It’s a parent’s nightmare: shelling out big money for college, then seeing the graduate unable to land a job that requires high-level skills. This situation may be growing more common, unfortunately, because the demand for cognitive skills associated with higher education, after rising sharply until 2000, has since been in decline.
So concludes new research carried out by economists Paul Beaudry and David Green of the University of British Columbia and Benjamin Sand of York University in Toronto.
This reversal in demand has caused high-skilled workers to accept lower-level jobs, pushing lower-skilled people even further down the occupational ladder or out of work altogether.
If the researchers are right (which is not yet clear), the consequences are huge and troubling – and not just for college graduates and their parents.
Let’s start with some basic facts.

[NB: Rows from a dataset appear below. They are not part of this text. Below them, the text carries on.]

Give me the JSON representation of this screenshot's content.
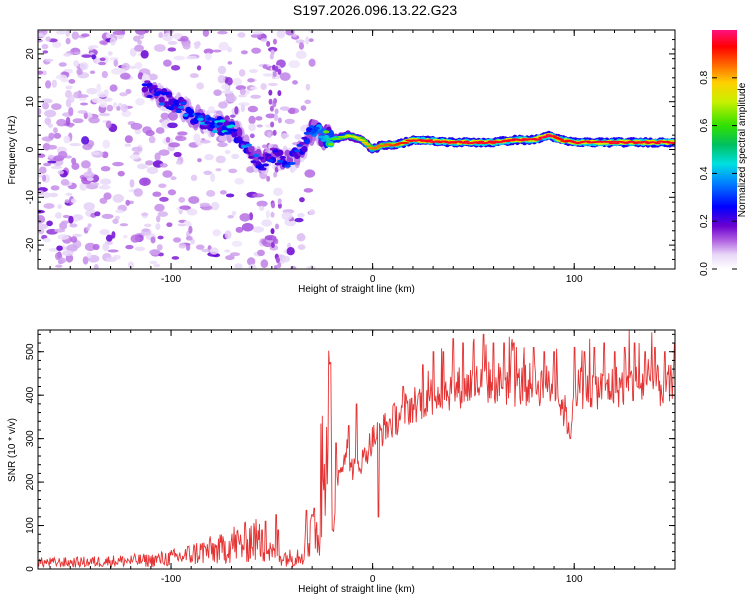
{
  "title": "S197.2026.096.13.22.G23",
  "colorbar": {
    "label": "Normalized spectral amplitude",
    "ticks": [
      "0.0",
      "0.2",
      "0.4",
      "0.6",
      "0.8"
    ],
    "tick_values": [
      0.0,
      0.2,
      0.4,
      0.6,
      0.8
    ],
    "range": [
      0,
      1
    ]
  },
  "chart_data": [
    {
      "type": "heatmap",
      "title": "",
      "xlabel": "Height of straight line (km)",
      "ylabel": "Frequency (Hz)",
      "xlim": [
        -166,
        150
      ],
      "ylim": [
        -25,
        25
      ],
      "xticks": [
        -100,
        0,
        100
      ],
      "yticks": [
        -20,
        -10,
        0,
        10,
        20
      ],
      "xtick_labels": [
        "-100",
        "0",
        "100"
      ],
      "ytick_labels": [
        "-20",
        "-10",
        "0",
        "10",
        "20"
      ],
      "ridge": {
        "description": "high-amplitude frequency trace vs height",
        "x": [
          -113,
          -105,
          -95,
          -88,
          -80,
          -73,
          -66,
          -60,
          -55,
          -50,
          -45,
          -40,
          -35,
          -30,
          -25,
          -20,
          -12,
          -5,
          0,
          5,
          12,
          20,
          40,
          60,
          70,
          80,
          88,
          93,
          100,
          120,
          150
        ],
        "y": [
          13,
          11,
          9,
          7,
          5,
          5,
          3,
          -1,
          -3,
          -1,
          -2,
          -2,
          0,
          4,
          3,
          2,
          3,
          2,
          0,
          1,
          1,
          2,
          1.5,
          1.5,
          2,
          2,
          3,
          2,
          1.5,
          1.5,
          1.5
        ],
        "amplitude": [
          0.25,
          0.3,
          0.32,
          0.35,
          0.38,
          0.4,
          0.35,
          0.3,
          0.28,
          0.27,
          0.28,
          0.27,
          0.28,
          0.4,
          0.5,
          0.6,
          0.7,
          0.75,
          0.85,
          0.85,
          0.9,
          0.95,
          0.95,
          0.95,
          0.95,
          0.95,
          0.97,
          0.92,
          0.95,
          0.95,
          0.95
        ]
      },
      "noise_region_x": [
        -166,
        -30
      ]
    },
    {
      "type": "line",
      "title": "",
      "xlabel": "Height of straight line (km)",
      "ylabel": "SNR (10 * v/v)",
      "xlim": [
        -166,
        150
      ],
      "ylim": [
        0,
        550
      ],
      "xticks": [
        -100,
        0,
        100
      ],
      "yticks": [
        0,
        100,
        200,
        300,
        400,
        500
      ],
      "xtick_labels": [
        "-100",
        "0",
        "100"
      ],
      "ytick_labels": [
        "0",
        "100",
        "200",
        "300",
        "400",
        "500"
      ],
      "series": [
        {
          "name": "SNR",
          "color": "#e53333",
          "x": [
            -166,
            -150,
            -130,
            -110,
            -95,
            -85,
            -75,
            -70,
            -65,
            -60,
            -55,
            -50,
            -45,
            -40,
            -35,
            -32,
            -30,
            -27,
            -24,
            -21,
            -20,
            -18,
            -15,
            -13,
            -10,
            -5,
            0,
            10,
            20,
            30,
            40,
            50,
            60,
            70,
            80,
            90,
            98,
            100,
            110,
            120,
            130,
            140,
            150
          ],
          "y": [
            15,
            15,
            18,
            20,
            28,
            40,
            45,
            60,
            55,
            70,
            60,
            35,
            30,
            25,
            40,
            65,
            110,
            55,
            350,
            380,
            25,
            200,
            250,
            280,
            230,
            250,
            300,
            340,
            380,
            400,
            415,
            425,
            430,
            420,
            425,
            420,
            330,
            420,
            415,
            420,
            425,
            420,
            420
          ],
          "spikes": {
            "x": [
              -55,
              -53,
              -48,
              -47,
              -33,
              -30,
              -29,
              -21,
              -20,
              -18,
              -12,
              -8,
              3,
              15,
              25,
              30,
              35,
              40,
              45,
              50,
              55,
              60,
              65,
              70,
              75,
              80,
              85,
              90,
              98,
              100,
              105,
              110,
              115,
              120,
              125,
              130,
              135,
              140,
              145,
              150
            ],
            "y": [
              90,
              110,
              125,
              90,
              135,
              125,
              140,
              475,
              90,
              290,
              330,
              380,
              120,
              420,
              470,
              500,
              500,
              530,
              520,
              530,
              540,
              520,
              520,
              520,
              510,
              510,
              500,
              500,
              300,
              510,
              500,
              510,
              520,
              500,
              510,
              520,
              500,
              510,
              500,
              520
            ]
          }
        }
      ]
    }
  ]
}
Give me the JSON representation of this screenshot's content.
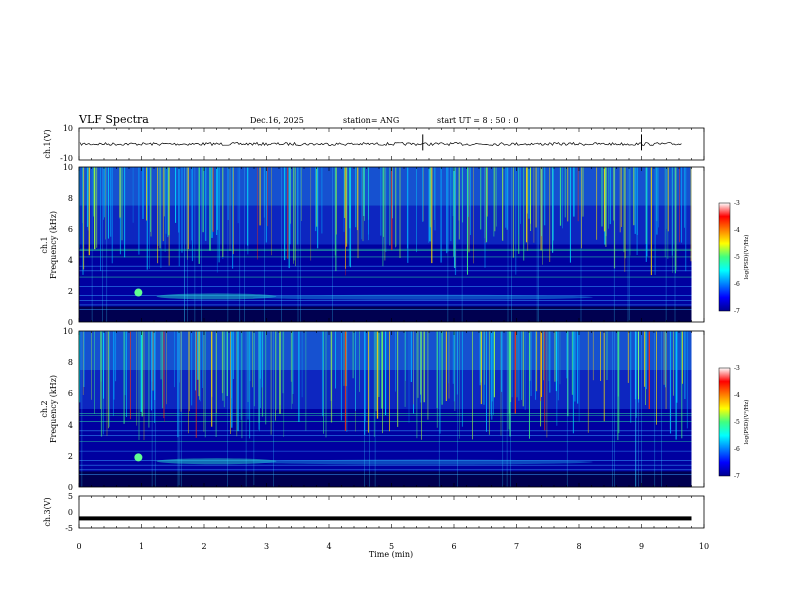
{
  "header": {
    "title": "VLF Spectra",
    "date": "Dec.16, 2025",
    "station": "station= ANG",
    "start": "start  UT =   8 : 50 : 0"
  },
  "chart_data": [
    {
      "type": "line",
      "name": "ch1-waveform",
      "ylabel": "ch.1(V)",
      "ylim": [
        -10,
        10
      ],
      "yticks": [
        "10",
        "-10"
      ],
      "xlim": [
        0,
        10
      ],
      "description_values": {
        "baseline": 0,
        "spikes_at_min": [
          5.5,
          9.0
        ]
      }
    },
    {
      "type": "heatmap",
      "name": "ch1-spectrogram",
      "ylabel_line1": "ch.1",
      "ylabel_line2": "Frequency (kHz)",
      "ylim": [
        0,
        10
      ],
      "yticks": [
        "0",
        "2",
        "4",
        "6",
        "8",
        "10"
      ],
      "xlim": [
        0,
        10
      ],
      "data_end_min": 9.8,
      "colorbar": {
        "label": "log(PSD)(V²/Hz)",
        "range": [
          -7,
          -3
        ],
        "ticks": [
          "-3",
          "-4",
          "-5",
          "-6",
          "-7"
        ]
      }
    },
    {
      "type": "heatmap",
      "name": "ch2-spectrogram",
      "ylabel_line1": "ch.2",
      "ylabel_line2": "Frequency (kHz)",
      "ylim": [
        0,
        10
      ],
      "yticks": [
        "0",
        "2",
        "4",
        "6",
        "8",
        "10"
      ],
      "xlim": [
        0,
        10
      ],
      "data_end_min": 9.8,
      "colorbar": {
        "label": "log(PSD)(V²/Hz)",
        "range": [
          -7,
          -3
        ],
        "ticks": [
          "-3",
          "-4",
          "-5",
          "-6",
          "-7"
        ]
      }
    },
    {
      "type": "line",
      "name": "ch3-waveform",
      "ylabel": "ch.3(V)",
      "ylim": [
        -5,
        5
      ],
      "yticks": [
        "5",
        "0",
        "-5"
      ],
      "xlim": [
        0,
        10
      ],
      "description_values": {
        "level": -2
      }
    }
  ],
  "xaxis": {
    "label": "Time  (min)",
    "ticks": [
      "0",
      "1",
      "2",
      "3",
      "4",
      "5",
      "6",
      "7",
      "8",
      "9",
      "10"
    ]
  }
}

There have always been some graduates who wind up in jobs that don’t require a college degree. But the share seems to be growing.
In 1970, only one in 100 taxi drivers and chauffeurs in the US had a college degree, according to an analysis of labour statistics by Ohio University’s Richard Vedder, Christopher Denhart and Jonathan Robe. Today, 15 out of 100 do.
It’s hard to believe this is because the skill required to drive a taxi has risen substantially since 1970.
If anything, GPS technology may have had the opposite effect.
Similarly, in 1970, only about 2 percent of fire fighters had a college degree, compared with more than 15 percent now, Vedder and his colleagues found. And, according to research by economists Paul Harrington and Andrew Sum of Northeastern University, about one in four bartenders has some sort of degree.
Beaudry and his colleagues say that such change has been driven by a decline in the demand for highly skilled work – the opposite of the conventional wisdom about such demand.